In other words, if x, y and z are taken to be False, then all premises to your lemma are valid, but its conclusion does not.
[Edit: How I discovered this]
I first tried the firstorder tactic (a decision procedure for such first-order goals) and found that it was not terminating, which got me suspicious.
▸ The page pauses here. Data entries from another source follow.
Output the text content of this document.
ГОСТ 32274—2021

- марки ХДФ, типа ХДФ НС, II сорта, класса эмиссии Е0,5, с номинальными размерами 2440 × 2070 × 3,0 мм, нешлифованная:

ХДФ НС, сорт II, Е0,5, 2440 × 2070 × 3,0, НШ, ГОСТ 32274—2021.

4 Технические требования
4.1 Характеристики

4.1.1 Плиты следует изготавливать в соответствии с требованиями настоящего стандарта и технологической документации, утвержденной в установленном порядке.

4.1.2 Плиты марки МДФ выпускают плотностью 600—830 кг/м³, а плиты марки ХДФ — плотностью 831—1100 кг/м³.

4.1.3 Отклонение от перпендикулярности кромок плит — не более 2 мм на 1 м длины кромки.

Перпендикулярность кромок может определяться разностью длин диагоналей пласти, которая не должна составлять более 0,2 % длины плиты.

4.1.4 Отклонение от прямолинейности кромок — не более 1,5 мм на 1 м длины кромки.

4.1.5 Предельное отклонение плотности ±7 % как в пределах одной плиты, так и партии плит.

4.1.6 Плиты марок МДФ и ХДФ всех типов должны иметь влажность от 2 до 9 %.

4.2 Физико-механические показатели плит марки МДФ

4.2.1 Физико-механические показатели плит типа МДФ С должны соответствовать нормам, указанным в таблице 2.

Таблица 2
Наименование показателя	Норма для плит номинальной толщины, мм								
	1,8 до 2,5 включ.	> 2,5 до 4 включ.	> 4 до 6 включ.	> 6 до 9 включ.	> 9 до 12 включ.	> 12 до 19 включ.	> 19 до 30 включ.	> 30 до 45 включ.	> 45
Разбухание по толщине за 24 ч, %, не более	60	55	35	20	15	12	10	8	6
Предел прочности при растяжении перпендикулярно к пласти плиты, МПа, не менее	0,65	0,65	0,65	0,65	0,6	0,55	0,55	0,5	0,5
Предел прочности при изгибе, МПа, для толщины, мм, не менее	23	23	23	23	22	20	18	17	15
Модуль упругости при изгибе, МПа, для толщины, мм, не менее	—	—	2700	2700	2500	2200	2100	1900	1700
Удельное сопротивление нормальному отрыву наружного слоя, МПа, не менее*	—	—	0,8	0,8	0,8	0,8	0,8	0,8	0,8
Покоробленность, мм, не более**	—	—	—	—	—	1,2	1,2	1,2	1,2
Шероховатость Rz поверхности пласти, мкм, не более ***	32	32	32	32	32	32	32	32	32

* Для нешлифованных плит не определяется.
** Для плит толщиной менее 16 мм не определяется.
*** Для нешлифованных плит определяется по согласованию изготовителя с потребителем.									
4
Then I turned to the corresponding goal boolean (using the ssreflect/ssrbool packages), where I could use case splits on x, y and z + computation to check whether the lemma held. Finding out that when the three of them were false the goal reduced to false, I had my counter-example, and then simply turned that back into a propositional counter-example.